Teehee, glad to see there are so many other dinkleheads out there.

Now for the big follow up question. Have you ever been tempted to say something to someone you were sure was also trans?
I certainly wouldn't ever say something that outed them. But I almost wish we all had a special code word, just so we could secretly offer support for each other.
For example, I was in Walmart the other day with my wife. While we were in line at the check out I was observing the woman in front of us. She shared many of the physical characteristics of a MTF transwoman. She was tall, broad shouldered, and had large hands and feet. But at the same time she was completely passable as a CIS woman.

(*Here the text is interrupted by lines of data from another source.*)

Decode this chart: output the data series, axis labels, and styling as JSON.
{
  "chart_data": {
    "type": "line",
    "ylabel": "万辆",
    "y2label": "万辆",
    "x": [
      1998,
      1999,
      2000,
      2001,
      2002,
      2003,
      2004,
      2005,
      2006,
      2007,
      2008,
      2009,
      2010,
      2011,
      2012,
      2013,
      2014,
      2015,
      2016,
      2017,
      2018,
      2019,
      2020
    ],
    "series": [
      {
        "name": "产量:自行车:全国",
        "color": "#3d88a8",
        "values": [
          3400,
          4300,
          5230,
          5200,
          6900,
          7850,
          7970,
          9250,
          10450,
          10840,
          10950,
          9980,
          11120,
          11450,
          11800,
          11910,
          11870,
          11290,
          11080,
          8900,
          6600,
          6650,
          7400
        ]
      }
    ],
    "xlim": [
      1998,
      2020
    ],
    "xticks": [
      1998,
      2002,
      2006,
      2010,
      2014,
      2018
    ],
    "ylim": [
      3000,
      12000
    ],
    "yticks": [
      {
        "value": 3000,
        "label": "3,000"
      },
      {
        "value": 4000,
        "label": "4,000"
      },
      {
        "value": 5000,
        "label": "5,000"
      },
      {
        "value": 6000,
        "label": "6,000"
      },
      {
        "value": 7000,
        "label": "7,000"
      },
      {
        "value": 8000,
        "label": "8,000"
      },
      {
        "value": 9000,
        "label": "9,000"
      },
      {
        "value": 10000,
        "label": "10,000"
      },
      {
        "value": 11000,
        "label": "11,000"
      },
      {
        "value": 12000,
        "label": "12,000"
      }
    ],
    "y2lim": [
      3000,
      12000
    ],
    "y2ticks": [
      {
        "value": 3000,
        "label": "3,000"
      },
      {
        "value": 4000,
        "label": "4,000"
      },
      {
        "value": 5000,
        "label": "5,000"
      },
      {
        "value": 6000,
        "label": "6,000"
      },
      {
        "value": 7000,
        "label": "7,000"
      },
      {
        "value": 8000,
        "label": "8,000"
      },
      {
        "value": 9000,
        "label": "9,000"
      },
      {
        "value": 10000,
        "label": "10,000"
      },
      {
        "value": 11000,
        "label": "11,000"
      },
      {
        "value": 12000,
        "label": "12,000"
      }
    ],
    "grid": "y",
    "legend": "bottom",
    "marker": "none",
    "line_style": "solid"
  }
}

So for a few moments I was just wondering "is she or isn't she?" But as I noticed a lack of self-confidence in her posture and demeanor and listened to her whispered voice the scales shifted in my head towards "probably trans".

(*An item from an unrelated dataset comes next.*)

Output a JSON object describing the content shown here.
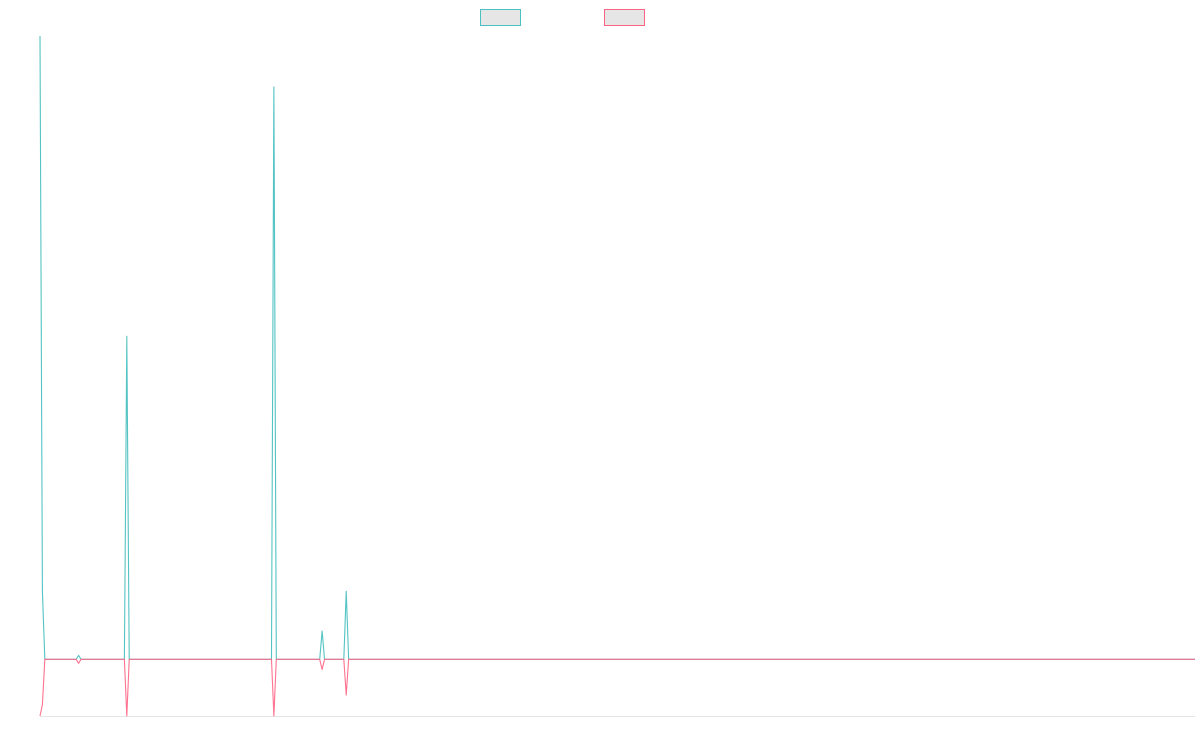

I wanted to say something to her. Something to comfort her and let her know I thought she looked fab. But what could I say? I mean my wife and the cashier were right there and I was in male-mode. My hesitation and fear over creating an awkward moment ended up making the decision for me. I just watched as she paid for and collected her groceries and then walked away--and the opportunity to say something went out the door with her.
As I think back, it would have been nice if I could have said something like:
"Excuse me miss... I may be a
dinklehead for saying this in front of my wife, but I just wanted to say that you look fabulous!"

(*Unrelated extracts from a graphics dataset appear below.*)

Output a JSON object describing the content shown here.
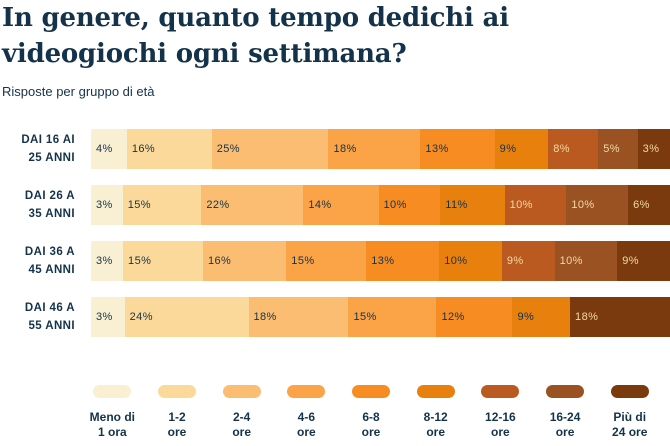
{
  "header": {
    "title_line1": "In genere, quanto tempo dedichi ai",
    "title_line2": "videogiochi ogni settimana?",
    "subtitle": "Risposte per gruppo di età"
  },
  "colors": {
    "navy_text": "#14334A",
    "cream_text": "#F0DBA4",
    "background": "#FFFFFF",
    "palette": [
      "#F9EFD2",
      "#FBD99B",
      "#FBBD71",
      "#FAA347",
      "#F78C22",
      "#E8800E",
      "#BB5A20",
      "#9A5222",
      "#7B3A0E"
    ]
  },
  "chart_data": {
    "type": "bar",
    "variant": "horizontal-stacked",
    "unit": "%",
    "title": "In genere, quanto tempo dedichi ai videogiochi ogni settimana?",
    "subtitle": "Risposte per gruppo di età",
    "legend_position": "bottom",
    "value_labels": "inside-start",
    "categories": [
      "Meno di 1 ora",
      "1-2 ore",
      "2-4 ore",
      "4-6 ore",
      "6-8 ore",
      "8-12 ore",
      "12-16 ore",
      "16-24 ore",
      "Più di 24 ore"
    ],
    "groups": [
      {
        "label_line1": "DAI 16 AI",
        "label_line2": "25 ANNI",
        "values": [
          4,
          16,
          25,
          18,
          13,
          9,
          8,
          5,
          3
        ]
      },
      {
        "label_line1": "DAI 26 A",
        "label_line2": "35 ANNI",
        "values": [
          3,
          15,
          22,
          14,
          10,
          11,
          10,
          10,
          6
        ]
      },
      {
        "label_line1": "DAI 36 A",
        "label_line2": "45 ANNI",
        "values": [
          3,
          15,
          16,
          15,
          13,
          10,
          9,
          10,
          9
        ]
      },
      {
        "label_line1": "DAI 46 A",
        "label_line2": "55 ANNI",
        "values": [
          3,
          24,
          18,
          15,
          12,
          9,
          0,
          0,
          18
        ]
      }
    ],
    "legend": [
      {
        "line1": "Meno di",
        "line2": "1 ora"
      },
      {
        "line1": "1-2",
        "line2": "ore"
      },
      {
        "line1": "2-4",
        "line2": "ore"
      },
      {
        "line1": "4-6",
        "line2": "ore"
      },
      {
        "line1": "6-8",
        "line2": "ore"
      },
      {
        "line1": "8-12",
        "line2": "ore"
      },
      {
        "line1": "12-16",
        "line2": "ore"
      },
      {
        "line1": "16-24",
        "line2": "ore"
      },
      {
        "line1": "Più di",
        "line2": "24 ore"
      }
    ]
  }
}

And maybe my use of a code word like 'dinklehead' would have keyed off to her that I am trans too. And if I was wrong, and she was a CIS woman, then she may have given me a puzzled glance and a shy "thank you" before heading off--at which point I may also have some explaining to do to my wife.
Here's another example. There's a couple people at work that I think may be trans (we have hundreds of employees in our office and my employer is pro trans rights, so it isn't a stretch). Anyway, I kinda wish there was a code word or phrase I could use in conversations to identify myself as trans to them. If they aren't trans then they just wouldn't pick up on it, but if they are... well, at least they'd know I am too. At which point they could choose to approach me and say "Hey
dinklehead, let's go to lunch some time."
I know it's just wishful thinking on my part. But it would be nice to be able to say something and make that instant connection.